Thursday, June 18, 2015
Berternak Lele Dengan Metode Kolam Gravitasi
Sortir 10.000 lele hanya sejam.
Untuk menyortir 10.000 bibit ukuran 4—6 cm Sutrisno Saliman hanya perlu sejam. Lazimnya 2 penyortir memerlukan 2 jam. Cara sortir peternak di Kabupaten Sleman, Yogyakarta, itu memang efisien. Menurut periset di Balai Besar Perikanan Budidaya Air Tawar (BBPBAT)
Sukabumi, Jawa Barat, Ade Sunarma MSi, peternak 2—3 kali sortir sejak tebar benih hingga panen.
Artinya penghematan waktu dan tenaga kerja sortir selama budidaya lebih hemat. Menurut Sutrisno penyortiran penting untuk mendapatkan ukuran seragam. Selain itu juga, “Dapat mengurangi sifat kanibalisme lele,” kata mantan pelaut itu. Jika penyortiran tidak dilakukan, lele yang lebih besar memangsa lele berukuran kecil.
Ember berlubang
Akibat kanibalisme jumlah ikan yang dipanen berkurang sehingga pendapatan peternak pun menurun. Ade mengatakan lele bersifat kanibal karena beberapa faktor seperti kekurangan pakan, padat tebar tinggi, dan stres. “Kanibalisme juga sifat alami lele,” kata pria berumur 41
tahun itu.
“Penyortiran saat panen perlu dilakukan untuk memenuhi ukuran lele yang diminati konsumen,” kata Saliman. Maklum selera konsumen berbeda terkait ukuran lele. Ada yang meminta lele besar atau sedang. “Konsumen lele di Yogyakarta menghendaki lele yang 1 kg berisi 7—8 dan 10—12 ekor,” ujar pengepul lele di Bantul, Yogyakarta, Mahmudin.
Para peternak menyortir lele menggunakan pengayak berupa ember berlubang dengan ukuran tertentu. Ada yang berukuran 6—8, 7—9, 9—12, dan 10—11 tergantung ukuran lele yang akan disortir.
Sutrisno juga pernah melakukan penyortiran menggunakan ember berlubang pada 2011—2012. Ketika itu ia menyerok ikan, lalu meletakkan lele di atas ember berlubang dan menggoyangkannya berulang-ulang. Pengayakan selesai jika sudah tidak ada lele yang melewati lubang.

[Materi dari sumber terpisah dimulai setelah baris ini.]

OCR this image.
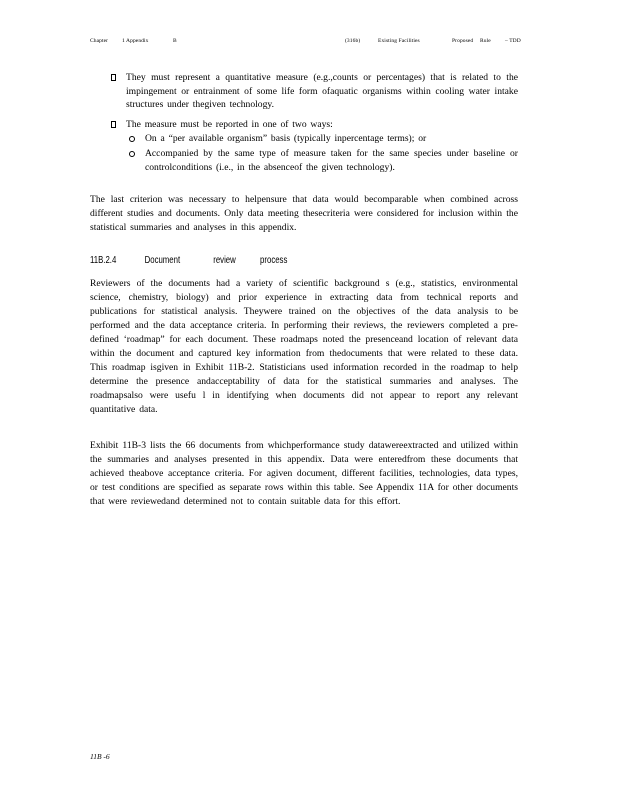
Chapter	1 Appendix	B	(316b)	Existing Facilities	Proposed Rule	– TDD
They must represent a quantitative measure (e.g.,counts or percentages) that is related to the impingement or entrainment of some life form ofaquatic organisms within cooling water intake structures under thegiven technology.
The measure must be reported in one of two ways:
On a “per available organism” basis (typically inpercentage terms); or
Accompanied by the same type of measure taken for the same species under baseline or controlconditions (i.e., in the absenceof the given technology).
The last criterion was necessary to helpensure that data would becomparable when combined across different studies and documents. Only data meeting thesecriteria were considered for inclusion within the statistical summaries and analyses in this appendix.
11B.2.4	Document	review process
Reviewers of the documents had a variety of scientific background s (e.g., statistics, environmental science, chemistry, biology) and prior experience in extracting data from technical reports and publications for statistical analysis. Theywere trained on the objectives of the data analysis to be performed and the data acceptance criteria. In performing their reviews, the reviewers completed a pre-defined ‘roadmap” for each document. These roadmaps noted the presenceand location of relevant data within the document and captured key information from thedocuments that were related to these data. This roadmap isgiven in Exhibit 11B-2. Statisticians used information recorded in the roadmap to help determine the presence andacceptability of data for the statistical summaries and analyses. The roadmapsalso were usefu l in identifying when documents did not appear to report any relevant quantitative data.
Exhibit 11B-3 lists the 66 documents from whichperformance study datawereextracted and utilized within the summaries and analyses presented in this appendix. Data were enteredfrom these documents that achieved theabove acceptance criteria. For agiven document, different facilities, technologies, data types, or test conditions are specified as separate rows within this table. See Appendix 11A for other documents that were reviewedand determined not to contain suitable data for this effort.
11B -6
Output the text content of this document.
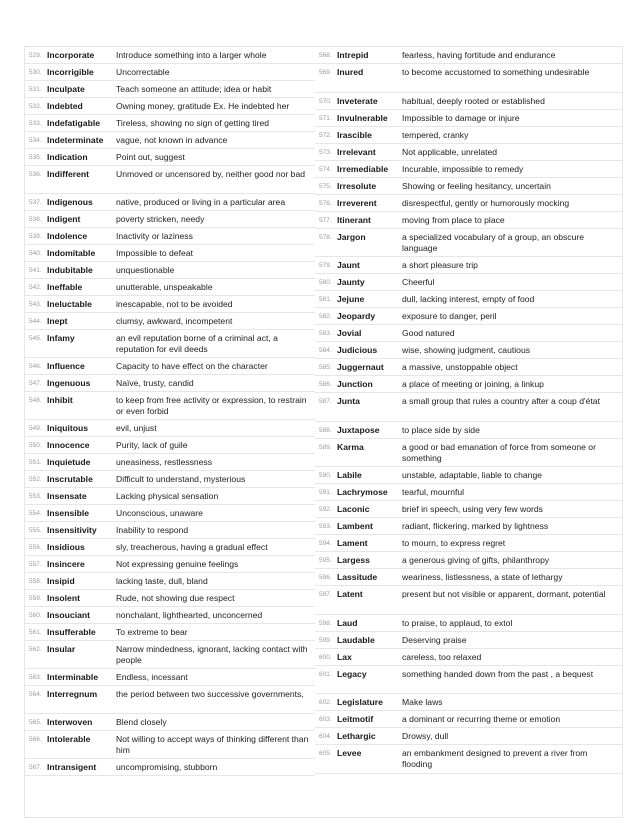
529. Incorporate	Introduce something into a larger whole
530. Incorrigible	Uncorrectable
531. Inculpate	Teach someone an attitude; idea or habit
532. Indebted	Owning money, gratitude Ex. He indebted her
533. Indefatigable	Tireless, showing no sign of getting tired
534. Indeterminate	vague, not known in advance
535. Indication	Point out, suggest
536. Indifferent	Unmoved or uncensored by, neither good nor bad
537. Indigenous	native, produced or living in a particular area
538. Indigent	poverty stricken, needy
539. Indolence	Inactivity or laziness
540. Indomitable	Impossible to defeat
541. Indubitable	unquestionable
542. Ineffable	unutterable, unspeakable
543. Ineluctable	inescapable, not to be avoided
544. Inept	clumsy, awkward, incompetent
545. Infamy	an evil reputation borne of a criminal act, a reputation for evil deeds
546. Influence	Capacity to have effect on the character
547. Ingenuous	Naïve, trusty, candid
548. Inhibit	to keep from free activity or expression, to restrain or even forbid
549. Iniquitous	evil, unjust
550. Innocence	Purity, lack of guile
551. Inquietude	uneasiness, restlessness
552. Inscrutable	Difficult to understand, mysterious
553. Insensate	Lacking physical sensation
554. Insensible	Unconscious, unaware
555. Insensitivity	Inability to respond
556. Insidious	sly, treacherous, having a gradual effect
557. Insincere	Not expressing genuine feelings
558. Insipid	lacking taste, dull, bland
559. Insolent	Rude, not showing due respect
560. Insouciant	nonchalant, lighthearted, unconcerned
561. Insufferable	To extreme to bear
562. Insular	Narrow mindedness, ignorant, lacking contact with people
563. Interminable	Endless, incessant
564. Interregnum	the period between two successive governments,
565. Interwoven	Blend closely
566. Intolerable	Not willing to accept ways of thinking different than him
567. Intransigent	uncompromising, stubborn
568. Intrepid	fearless, having fortitude and endurance
569. Inured	to become accustomed to something undesirable
570. Inveterate	habitual, deeply rooted or established
571. Invulnerable	Impossible to damage or injure
572. Irascible	tempered, cranky
573. Irrelevant	Not applicable, unrelated
574. Irremediable	Incurable, impossible to remedy
575. Irresolute	Showing or feeling hesitancy, uncertain
576. Irreverent	disrespectful, gently or humorously mocking
577. Itinerant	moving from place to place
578. Jargon	a specialized vocabulary of a group, an obscure language
579. Jaunt	a short pleasure trip
580. Jaunty	Cheerful
581. Jejune	dull, lacking interest, empty of food
582. Jeopardy	exposure to danger, peril
583. Jovial	Good natured
584. Judicious	wise, showing judgment, cautious
585. Juggernaut	a massive, unstoppable object
586. Junction	a place of meeting or joining, a linkup
587. Junta	a small group that rules a country after a coup d'état
588. Juxtapose	to place side by side
589. Karma	a good or bad emanation of force from someone or something
590. Labile	unstable, adaptable, liable to change
591. Lachrymose	tearful, mournful
592. Laconic	brief in speech, using very few words
593. Lambent	radiant, flickering, marked by lightness
594. Lament	to mourn, to express regret
595. Largess	a generous giving of gifts, philanthropy
596. Lassitude	weariness, listlessness, a state of lethargy
597. Latent	present but not visible or apparent, dormant, potential
598. Laud	to praise, to applaud, to extol
599. Laudable	Deserving praise
600. Lax	careless, too relaxed
601. Legacy	something handed down from the past , a bequest
602. Legislature	Make laws
603. Leitmotif	a dominant or recurring theme or emotion
604. Lethargic	Drowsy, dull
605. Levee	an embankment designed to prevent a river from flooding
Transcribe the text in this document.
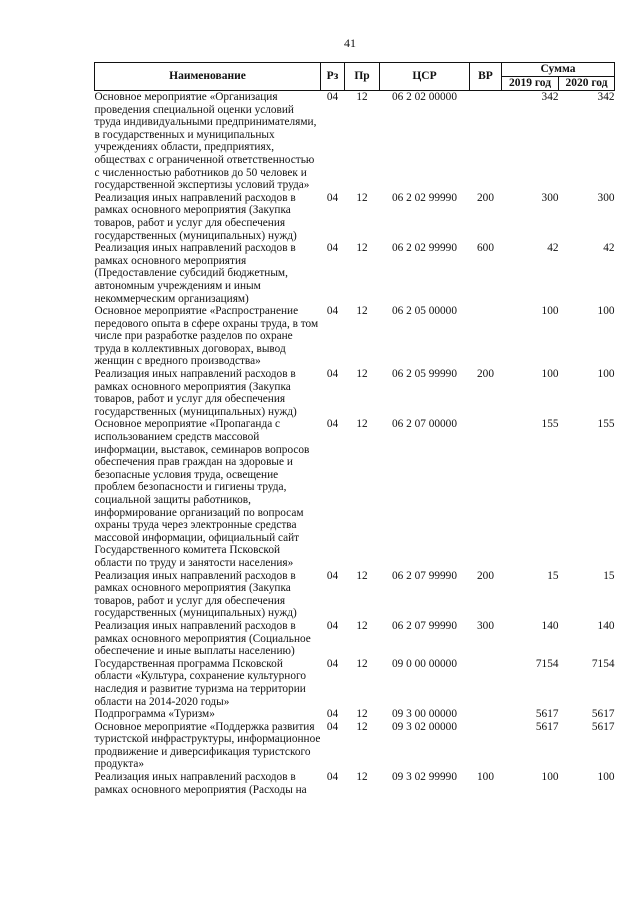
41
Наименование	Рз	Пр	ЦСР	ВР	Сумма	
					2019 год	2020 год
Основное мероприятие «Организация проведения специальной оценки условий труда индивидуальными предпринимателями, в государственных и муниципальных учреждениях области, предприятиях, обществах с ограниченной ответственностью с численностью работников до 50 человек и государственной экспертизы условий труда»	04	12	06 2 02 00000		342	342
Реализация иных направлений расходов в рамках основного мероприятия (Закупка товаров, работ и услуг для обеспечения государственных (муниципальных) нужд)	04	12	06 2 02 99990	200	300	300
Реализация иных направлений расходов в рамках основного мероприятия (Предоставление субсидий бюджетным, автономным учреждениям и иным некоммерческим организациям)	04	12	06 2 02 99990	600	42	42
Основное мероприятие «Распространение передового опыта в сфере охраны труда, в том числе при разработке разделов по охране труда в коллективных договорах, вывод женщин с вредного производства»	04	12	06 2 05 00000		100	100
Реализация иных направлений расходов в рамках основного мероприятия (Закупка товаров, работ и услуг для обеспечения государственных (муниципальных) нужд)	04	12	06 2 05 99990	200	100	100
Основное мероприятие «Пропаганда с использованием средств массовой информации, выставок, семинаров вопросов обеспечения прав граждан на здоровые и безопасные условия труда, освещение проблем безопасности и гигиены труда, социальной защиты работников, информирование организаций по вопросам охраны труда через электронные средства массовой информации, официальный сайт Государственного комитета Псковской области по труду и занятости населения»	04	12	06 2 07 00000		155	155
Реализация иных направлений расходов в рамках основного мероприятия (Закупка товаров, работ и услуг для обеспечения государственных (муниципальных) нужд)	04	12	06 2 07 99990	200	15	15
Реализация иных направлений расходов в рамках основного мероприятия (Социальное обеспечение и иные выплаты населению)	04	12	06 2 07 99990	300	140	140
Государственная программа Псковской области «Культура, сохранение культурного наследия и развитие туризма на территории области на 2014-2020 годы»	04	12	09 0 00 00000		7154	7154
Подпрограмма «Туризм»	04	12	09 3 00 00000		5617	5617
Основное мероприятие «Поддержка развития туристской инфраструктуры, информационное продвижение и диверсификация туристского продукта»	04	12	09 3 02 00000		5617	5617
Реализация иных направлений расходов в рамках основного мероприятия (Расходы на	04	12	09 3 02 99990	100	100	100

“Makin banyak lele, semakin lama waktu sortir yang diperlukan. Jika ingin lebih cepat, jumlah tenaga kerja ditambah,” kata ayah 4 anak
itu. Selain butuh waktu lebih lama, penyortiran dengan ember berlubang kerap membuat lele stres, bahkan mati.
Berjenjang
Untuk mengatasi sortir manual yang lama dan berdampak buruk bagi lele, Sutrisno berinisiatif menciptakan kolam sortir otomatis berjenjang. Pada Oktober 2013 ia membangun 30 kolam permanen dari semen, masing-masing berukuran 3,5 m x 4,5 m x 1 m di lahan sawah. Posisi kolam dibuat 2 jalur yang saling berhadapan. Jadi, 15 kolam saling berhadapan dan dipisahkan parit selebar 40 cm.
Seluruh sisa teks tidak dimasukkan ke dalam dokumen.